The description of the quadratrix by composition of motions can be found in Pappus. The quadratrix is a transcendental curve with polar equation $r(\phi) = \frac{2a\phi}{\sin\phi}$ (by simplicity, we can consider the quadratrix in a circle of radius $a=1$). As a result, it can be seen that the ordinates of each point on the quadratrix are proportional to the angles made by the corresponding radii.
According to Kempe's theorem, the quadratrix cannot be generated by any articulated system of rulers, or linkages which impart one degree-of-freedom motions. However, one could use a different mechanical device to construct this curve by one motion, for example a device that employs strings or threads. A theoretical machine to construct the quadratrix via strings can be described as follows.
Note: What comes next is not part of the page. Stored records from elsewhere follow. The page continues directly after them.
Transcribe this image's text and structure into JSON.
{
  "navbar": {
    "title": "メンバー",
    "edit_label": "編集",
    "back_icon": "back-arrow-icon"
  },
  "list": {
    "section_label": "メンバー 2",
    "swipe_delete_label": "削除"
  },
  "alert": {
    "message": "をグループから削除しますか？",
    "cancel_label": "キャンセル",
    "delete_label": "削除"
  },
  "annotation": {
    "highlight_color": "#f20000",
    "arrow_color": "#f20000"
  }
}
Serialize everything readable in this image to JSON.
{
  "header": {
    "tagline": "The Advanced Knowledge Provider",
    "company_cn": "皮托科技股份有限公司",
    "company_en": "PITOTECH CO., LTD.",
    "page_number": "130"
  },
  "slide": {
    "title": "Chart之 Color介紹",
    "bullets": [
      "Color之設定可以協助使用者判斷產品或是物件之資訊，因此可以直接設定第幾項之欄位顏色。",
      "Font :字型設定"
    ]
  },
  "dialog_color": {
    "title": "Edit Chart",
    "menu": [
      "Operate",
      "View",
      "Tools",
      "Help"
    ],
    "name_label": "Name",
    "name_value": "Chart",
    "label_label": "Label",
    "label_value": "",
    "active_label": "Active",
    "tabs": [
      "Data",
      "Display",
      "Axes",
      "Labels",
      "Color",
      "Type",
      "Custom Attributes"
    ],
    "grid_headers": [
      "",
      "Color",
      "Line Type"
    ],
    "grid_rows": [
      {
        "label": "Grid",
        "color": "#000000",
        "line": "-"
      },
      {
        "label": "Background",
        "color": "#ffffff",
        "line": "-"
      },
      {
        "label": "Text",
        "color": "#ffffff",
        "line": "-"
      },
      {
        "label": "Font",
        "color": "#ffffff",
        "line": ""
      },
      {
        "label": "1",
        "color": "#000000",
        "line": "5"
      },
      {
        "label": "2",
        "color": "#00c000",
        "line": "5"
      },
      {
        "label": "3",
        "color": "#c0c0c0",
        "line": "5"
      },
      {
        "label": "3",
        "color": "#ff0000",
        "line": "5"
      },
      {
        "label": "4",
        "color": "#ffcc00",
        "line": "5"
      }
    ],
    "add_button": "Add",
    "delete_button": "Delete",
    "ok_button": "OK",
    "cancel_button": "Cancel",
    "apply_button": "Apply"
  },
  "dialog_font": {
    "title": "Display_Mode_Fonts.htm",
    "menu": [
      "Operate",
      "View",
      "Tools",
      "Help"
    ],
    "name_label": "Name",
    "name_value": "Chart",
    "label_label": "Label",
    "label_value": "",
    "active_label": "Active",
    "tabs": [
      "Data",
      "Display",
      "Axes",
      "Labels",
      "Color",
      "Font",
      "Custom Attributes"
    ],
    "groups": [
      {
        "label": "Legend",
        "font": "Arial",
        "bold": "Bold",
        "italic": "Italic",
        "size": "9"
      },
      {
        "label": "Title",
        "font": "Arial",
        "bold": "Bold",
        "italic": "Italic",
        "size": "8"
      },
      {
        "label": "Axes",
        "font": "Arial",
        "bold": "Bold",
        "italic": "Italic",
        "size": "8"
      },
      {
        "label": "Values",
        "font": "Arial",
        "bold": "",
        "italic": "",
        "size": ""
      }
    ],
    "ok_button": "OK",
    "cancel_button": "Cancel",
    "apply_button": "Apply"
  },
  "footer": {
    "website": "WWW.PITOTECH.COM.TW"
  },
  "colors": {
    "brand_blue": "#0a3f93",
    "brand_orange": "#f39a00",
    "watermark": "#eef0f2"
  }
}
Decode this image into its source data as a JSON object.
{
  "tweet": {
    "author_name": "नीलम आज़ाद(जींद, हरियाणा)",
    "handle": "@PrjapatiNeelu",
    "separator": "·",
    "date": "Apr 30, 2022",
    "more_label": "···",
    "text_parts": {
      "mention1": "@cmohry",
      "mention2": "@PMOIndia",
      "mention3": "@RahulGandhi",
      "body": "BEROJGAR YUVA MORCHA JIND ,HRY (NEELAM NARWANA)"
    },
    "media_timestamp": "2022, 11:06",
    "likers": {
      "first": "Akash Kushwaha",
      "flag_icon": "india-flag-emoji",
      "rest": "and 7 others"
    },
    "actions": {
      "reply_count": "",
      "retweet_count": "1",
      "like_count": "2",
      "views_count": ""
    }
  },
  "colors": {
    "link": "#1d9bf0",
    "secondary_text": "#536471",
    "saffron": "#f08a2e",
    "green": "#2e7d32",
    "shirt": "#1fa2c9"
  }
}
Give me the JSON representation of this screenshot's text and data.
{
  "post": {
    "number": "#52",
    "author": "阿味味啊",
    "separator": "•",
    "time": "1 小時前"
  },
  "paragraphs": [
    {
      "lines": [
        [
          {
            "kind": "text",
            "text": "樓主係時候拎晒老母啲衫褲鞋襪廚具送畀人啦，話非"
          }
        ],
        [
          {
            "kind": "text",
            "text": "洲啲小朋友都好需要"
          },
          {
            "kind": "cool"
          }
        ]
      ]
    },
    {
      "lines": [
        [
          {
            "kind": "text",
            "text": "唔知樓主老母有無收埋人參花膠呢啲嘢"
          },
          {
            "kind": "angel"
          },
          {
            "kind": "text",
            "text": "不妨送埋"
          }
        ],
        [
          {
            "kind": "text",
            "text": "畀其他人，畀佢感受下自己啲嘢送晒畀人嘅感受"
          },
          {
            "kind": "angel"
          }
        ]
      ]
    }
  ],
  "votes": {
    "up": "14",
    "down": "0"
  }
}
Let a circular disk of center $A$ and radius $r= 2/\pi$ be given in the plane. Let us then mark a point $B$ on the circumference and insert a ruler $AC$ pivoting around the center $A$. A second ruler is to be placed, outside the circle and parallel to $AB$, in such a way that it can only move upwards and downwards (For simplicty's sake, in the figure we do not represent the mechanism that ensures the parallelism). Starting from point $C$ on the circumference, let us stretch an inexstensible string around the circumference of the circle, and fasten its free end to $D$ on the ruler $d$, in order to keep the string in tension. The intersection of $d$ with the extension of the radius $AC$ will determine a point $E$. If we move the ruler $d$, $BD$ will rectify the arc $BC$ and the point $E$ will describe the quadratrix of a circle with radius $r=1$. In fact, if we call $\alpha$ the angle $\angle BAC$, then $BD = 2 \alpha/\pi$. The variation of the angle is proportional to the distance between the line $d$ and $A$, and there are suitable boundary conditions (when $\alpha = 0$, i.e. $C = B$, the line d passes through $A$; when $\alpha = \pi/2$, the distance between $d$ and $A$ is $1$). Hence the curve traced by $E$ is a quadratrix. However, this construction involves a circularity, for the reason that the realization of the device here described depends on the construction of a circle with radius $2/\pi$, and therefore on the rectification of the circumference. But this is exactly the problem that the quadratrix was invented for.